Ursprünglich forderte die Kadima die Wehrpflicht für alle 18-jährigen ultraorthodoxen Männer bis zum Jahr 2016. Doch nach aktuellem Stand sollen Ultraorthodoxe erst mit 22 Jahren eingezogen werden. Außerdem sollen jedes Jahr etwa 1500 von der Pflicht ausgenommen werden. "Und wenn sie den Dienst verweigern, werden sie nur finanziell abgestraft, nicht strafrechtlich", kritisiert Sheleg. Das würde die Ultraorthodoxen wieder nur in eine privilegierte Stellung gegenüber der restlichen Bevölkerung versetzen, was bisher schon für für viel Unmut gegenüber den Haredim, wie die Ultraorthodoxen in Israel genannt werden.
Neue Verhandlungen
Um im letzten Moment doch noch eine Lösung zu finden, sind am Freitag neue Verhandlungen angelaufen. Liegt jedoch bis Sonntag kein für die Kadima annehmbarer Kompromiss auf dem Tisch, werde sie die Koalition verlassen, erklärte Mofaz. Die Forderung nach einer Wehrpflicht für Ultraorthodoxe ist auch eine Forderung nach einer Umverteilung nationaler Pflichten. Mit durchschnittlich acht Kindern pro Familie sind die Haredim die am schnellsten wachsende Bevölkerungsgruppe Israels. Sie arbeiten aber weniger als alle anderen. "Ultraorthodoxe geben der Gemeinschaft insgesamt viel weniger als sie sich rausnehmen", sagt der Rabbiner Yoel Finkelman. Nur rund 60 Prozent der Frauen und 45 Prozent der Männer arbeiten. Stattdessen studieren Männer ein Leben lang in Religionsschulen und werden dabei vom Staat finanziert.

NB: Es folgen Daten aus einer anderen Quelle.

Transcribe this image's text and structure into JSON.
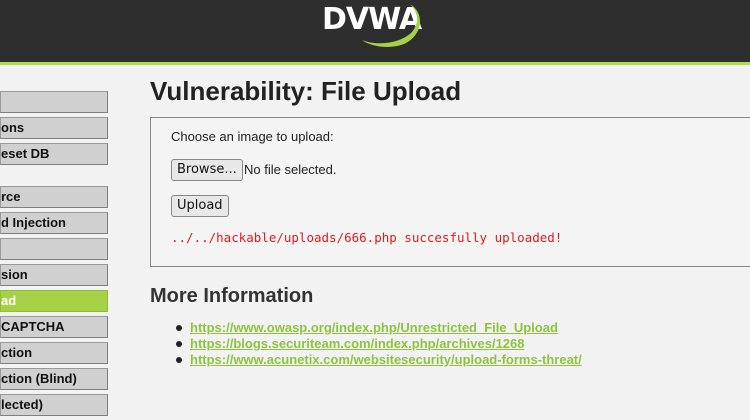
{
  "header": {
    "logo_text": "DVWA"
  },
  "menu": {
    "items": [
      {
        "label": ""
      },
      {
        "label": "ons"
      },
      {
        "label": "eset DB"
      },
      {
        "label": "rce"
      },
      {
        "label": "d Injection"
      },
      {
        "label": ""
      },
      {
        "label": "sion"
      },
      {
        "label": "ad",
        "selected": true
      },
      {
        "label": "CAPTCHA"
      },
      {
        "label": "ction"
      },
      {
        "label": "ction (Blind)"
      },
      {
        "label": "lected)"
      }
    ]
  },
  "page": {
    "title": "Vulnerability: File Upload",
    "choose_label": "Choose an image to upload:",
    "browse_label": "Browse...",
    "no_file_text": "No file selected.",
    "upload_label": "Upload",
    "result_message": "../../hackable/uploads/666.php succesfully uploaded!"
  },
  "more_info": {
    "heading": "More Information",
    "links": [
      "https://www.owasp.org/index.php/Unrestricted_File_Upload",
      "https://blogs.securiteam.com/index.php/archives/1268",
      "https://www.acunetix.com/websitesecurity/upload-forms-threat/"
    ]
  },
  "colors": {
    "header_bg": "#2e2e2e",
    "accent_green": "#a6d146",
    "link_green": "#8dc43e",
    "error_red": "#e01a1a"
  }
}
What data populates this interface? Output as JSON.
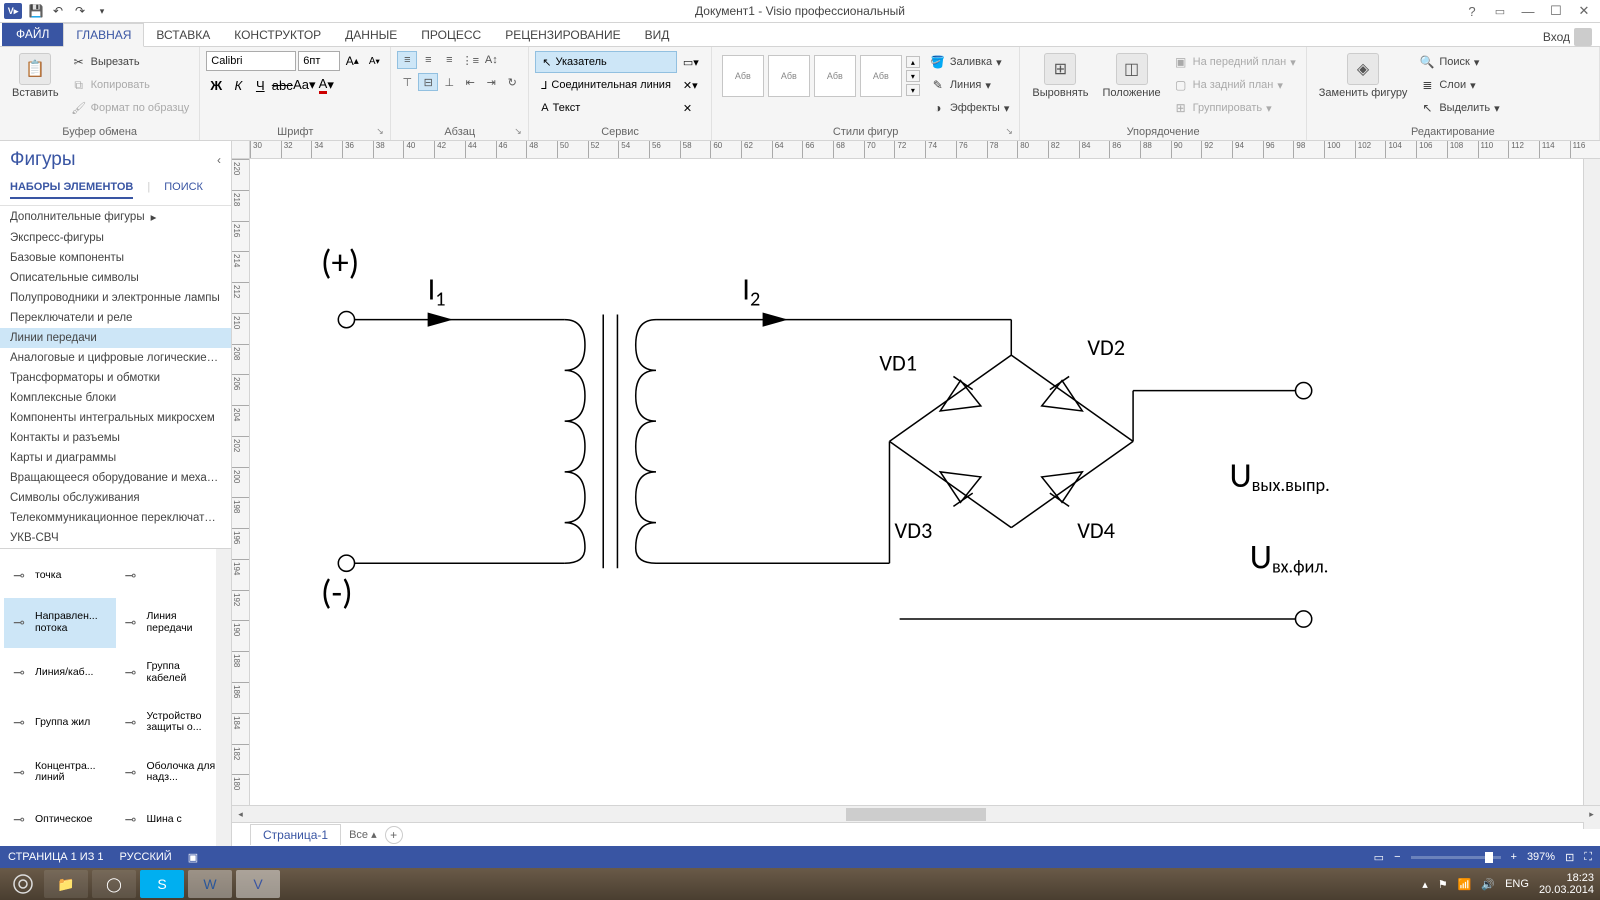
{
  "title": "Документ1 - Visio профессиональный",
  "login_label": "Вход",
  "tabs": {
    "file": "ФАЙЛ",
    "home": "ГЛАВНАЯ",
    "insert": "ВСТАВКА",
    "design": "КОНСТРУКТОР",
    "data": "ДАННЫЕ",
    "process": "ПРОЦЕСС",
    "review": "РЕЦЕНЗИРОВАНИЕ",
    "view": "ВИД"
  },
  "ribbon": {
    "clipboard": {
      "paste": "Вставить",
      "cut": "Вырезать",
      "copy": "Копировать",
      "format_painter": "Формат по образцу",
      "label": "Буфер обмена"
    },
    "font": {
      "name": "Calibri",
      "size": "6пт",
      "label": "Шрифт"
    },
    "paragraph": {
      "label": "Абзац"
    },
    "tools": {
      "pointer": "Указатель",
      "connector": "Соединительная линия",
      "text": "Текст",
      "label": "Сервис"
    },
    "styles": {
      "sample": "Абв",
      "label": "Стили фигур",
      "fill": "Заливка",
      "line": "Линия",
      "effects": "Эффекты"
    },
    "arrange": {
      "align": "Выровнять",
      "position": "Положение",
      "front": "На передний план",
      "back": "На задний план",
      "group": "Группировать",
      "label": "Упорядочение"
    },
    "edit": {
      "change_shape": "Заменить фигуру",
      "find": "Поиск",
      "layers": "Слои",
      "select": "Выделить",
      "label": "Редактирование"
    }
  },
  "shapes": {
    "title": "Фигуры",
    "tab_sets": "НАБОРЫ ЭЛЕМЕНТОВ",
    "tab_search": "ПОИСК",
    "more": "Дополнительные фигуры",
    "stencils": [
      "Экспресс-фигуры",
      "Базовые компоненты",
      "Описательные символы",
      "Полупроводники и электронные лампы",
      "Переключатели и реле",
      "Линии передачи",
      "Аналоговые и цифровые логические ком...",
      "Трансформаторы и обмотки",
      "Комплексные блоки",
      "Компоненты интегральных микросхем",
      "Контакты и разъемы",
      "Карты и диаграммы",
      "Вращающееся оборудование и механиче...",
      "Символы обслуживания",
      "Телекоммуникационное переключательн...",
      "УКВ-СВЧ"
    ],
    "selected_stencil_index": 5,
    "grid": [
      {
        "name": "точка"
      },
      {
        "name": ""
      },
      {
        "name": "Направлен... потока",
        "sel": true
      },
      {
        "name": "Линия передачи"
      },
      {
        "name": "Линия/каб..."
      },
      {
        "name": "Группа кабелей"
      },
      {
        "name": "Группа жил"
      },
      {
        "name": "Устройство защиты о..."
      },
      {
        "name": "Концентра... линий"
      },
      {
        "name": "Оболочка для надз..."
      },
      {
        "name": "Оптическое"
      },
      {
        "name": "Шина с"
      }
    ]
  },
  "ruler_h": [
    "30",
    "32",
    "34",
    "36",
    "38",
    "40",
    "42",
    "44",
    "46",
    "48",
    "50",
    "52",
    "54",
    "56",
    "58",
    "60",
    "62",
    "64",
    "66",
    "68",
    "70",
    "72",
    "74",
    "76",
    "78",
    "80",
    "82",
    "84",
    "86",
    "88",
    "90",
    "92",
    "94",
    "96",
    "98",
    "100",
    "102",
    "104",
    "106",
    "108",
    "110",
    "112",
    "114",
    "116"
  ],
  "ruler_v": [
    "220",
    "218",
    "216",
    "214",
    "212",
    "210",
    "208",
    "206",
    "204",
    "202",
    "200",
    "198",
    "196",
    "194",
    "192",
    "190",
    "188",
    "186",
    "184",
    "182",
    "180"
  ],
  "diagram": {
    "plus": "(+)",
    "minus": "(-)",
    "i1": "I",
    "i1sub": "1",
    "i2": "I",
    "i2sub": "2",
    "vd1": "VD1",
    "vd2": "VD2",
    "vd3": "VD3",
    "vd4": "VD4",
    "u1": "U",
    "u1sub": "вых.выпр.",
    "u2": "U",
    "u2sub": "вх.фил."
  },
  "pages": {
    "page1": "Страница-1",
    "all": "Все"
  },
  "status": {
    "page": "СТРАНИЦА 1 ИЗ 1",
    "lang": "РУССКИЙ",
    "zoom": "397%"
  },
  "tray": {
    "lang": "ENG",
    "time": "18:23",
    "date": "20.03.2014"
  }
}
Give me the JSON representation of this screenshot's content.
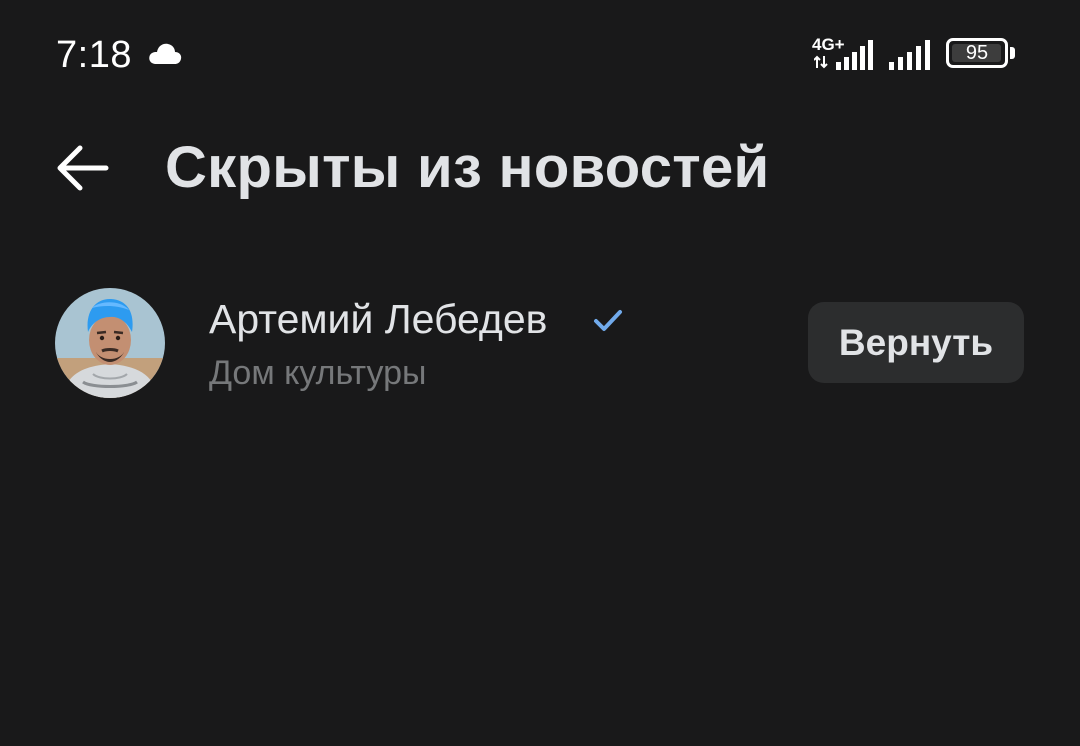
{
  "status_bar": {
    "time": "7:18",
    "network_type": "4G+",
    "battery_level": "95",
    "icons": [
      "cloud-icon",
      "data-arrows-icon",
      "signal-icon",
      "signal-icon",
      "battery-icon"
    ]
  },
  "header": {
    "title": "Скрыты из новостей",
    "back_icon": "arrow-left-icon"
  },
  "hidden_list": [
    {
      "name": "Артемий Лебедев",
      "subtitle": "Дом культуры",
      "verified": true,
      "action_label": "Вернуть"
    }
  ],
  "colors": {
    "background": "#19191a",
    "text_primary": "#e1e3e6",
    "text_secondary": "#76787a",
    "button_bg": "#2c2d2e",
    "verified": "#71aaeb"
  }
}
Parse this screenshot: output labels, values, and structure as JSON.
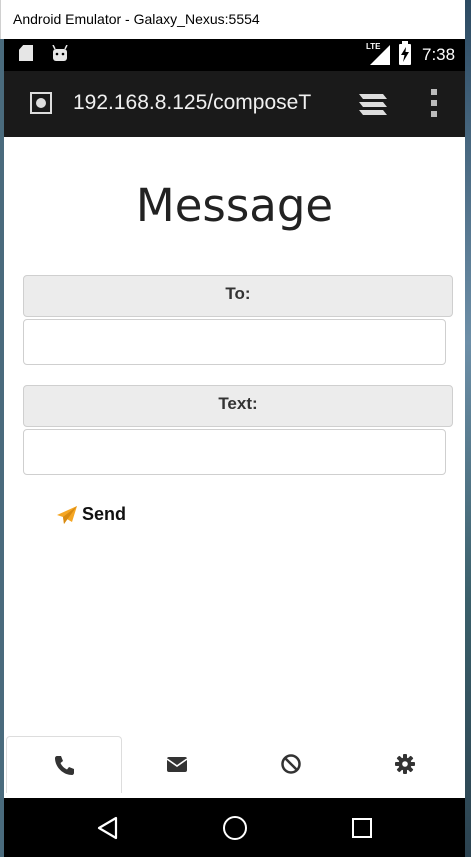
{
  "window": {
    "title": "Android Emulator - Galaxy_Nexus:5554"
  },
  "statusbar": {
    "network": "LTE",
    "time": "7:38"
  },
  "browser": {
    "url": "192.168.8.125/composeT"
  },
  "page": {
    "title": "Message",
    "to_label": "To:",
    "to_value": "",
    "text_label": "Text:",
    "text_value": "",
    "send_label": "Send"
  },
  "bottom_nav": {
    "items": [
      "phone-icon",
      "envelope-icon",
      "ban-icon",
      "gear-icon"
    ],
    "active": 0
  },
  "colors": {
    "send_icon": "#f5a623",
    "toolbar": "#1a1a1a",
    "active_tab_border": "#dddddd"
  }
}
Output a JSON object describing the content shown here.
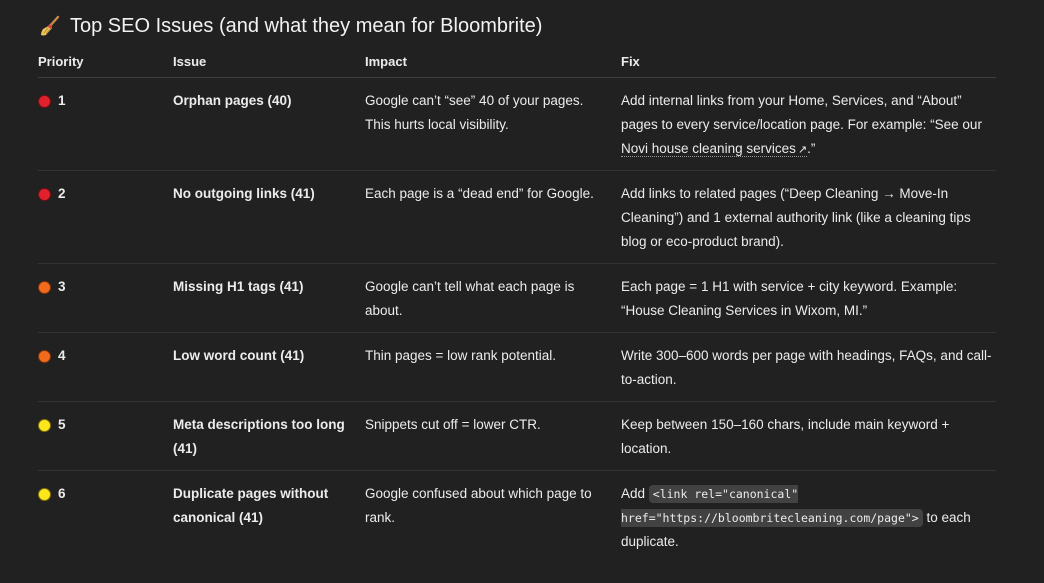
{
  "title": "Top SEO Issues (and what they mean for Bloombrite)",
  "headers": [
    "Priority",
    "Issue",
    "Impact",
    "Fix"
  ],
  "colors": {
    "red": "#e0212b",
    "orange": "#f26a1b",
    "yellow": "#ffe61b"
  },
  "rows": [
    {
      "priority": "1",
      "dot_color": "red",
      "issue": "Orphan pages (40)",
      "impact": "Google can’t “see” 40 of your pages. This hurts local visibility.",
      "fix_text": "Add internal links from your Home, Services, and “About” pages to every service/location page. For example: “See our ",
      "fix_link": "Novi house cleaning services",
      "fix_after": ".”"
    },
    {
      "priority": "2",
      "dot_color": "red",
      "issue": "No outgoing links (41)",
      "impact": "Each page is a “dead end” for Google.",
      "fix": "Add links to related pages (“Deep Cleaning → Move-In Cleaning”) and 1 external authority link (like a cleaning tips blog or eco-product brand)."
    },
    {
      "priority": "3",
      "dot_color": "orange",
      "issue": "Missing H1 tags (41)",
      "impact": "Google can’t tell what each page is about.",
      "fix": "Each page = 1 H1 with service + city keyword. Example: “House Cleaning Services in Wixom, MI.”"
    },
    {
      "priority": "4",
      "dot_color": "orange",
      "issue": "Low word count (41)",
      "impact": "Thin pages = low rank potential.",
      "fix": "Write 300–600 words per page with headings, FAQs, and call-to-action."
    },
    {
      "priority": "5",
      "dot_color": "yellow",
      "issue": "Meta descriptions too long (41)",
      "impact": "Snippets cut off = lower CTR.",
      "fix": "Keep between 150–160 chars, include main keyword + location."
    },
    {
      "priority": "6",
      "dot_color": "yellow",
      "issue": "Duplicate pages without canonical (41)",
      "impact": "Google confused about which page to rank.",
      "fix_before": "Add ",
      "fix_code": "<link rel=\"canonical\" href=\"https://bloombritecleaning.com/page\">",
      "fix_after": " to each duplicate."
    }
  ]
}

Als Sheleg mit 18 Jahren für drei Jahre zum Militär musste, war er selbst streng religiös. Ein spezielles Programm der Armee erlaubte ihm damals, während des Militärdienstes an einer Religionsschule zu studieren. Für viele Haredim wäre jedoch auch dieser Kompromiss zu viel.
Für Netanyahu sei die Unterstützung der Ultraorthodoxen sehr wichtig, meint Sheleg. "Er hat realisiert, dass ihm die Koalition mit der Kadima nichts gebracht hat. Deshalb wird er diese Partnerschaft brechen, und wieder auf Ultraorthodoxe zählen." Diese brauche er auch nach den Wahlen im kommenden Jahr. Wenn er sie nicht sogar vorzieht, um dem jüngst nach einem Korruptionsskandal wieder auferstandenen, Ex-Premier Ehud Olmert, den Wind aus den Segeln zu nehmen.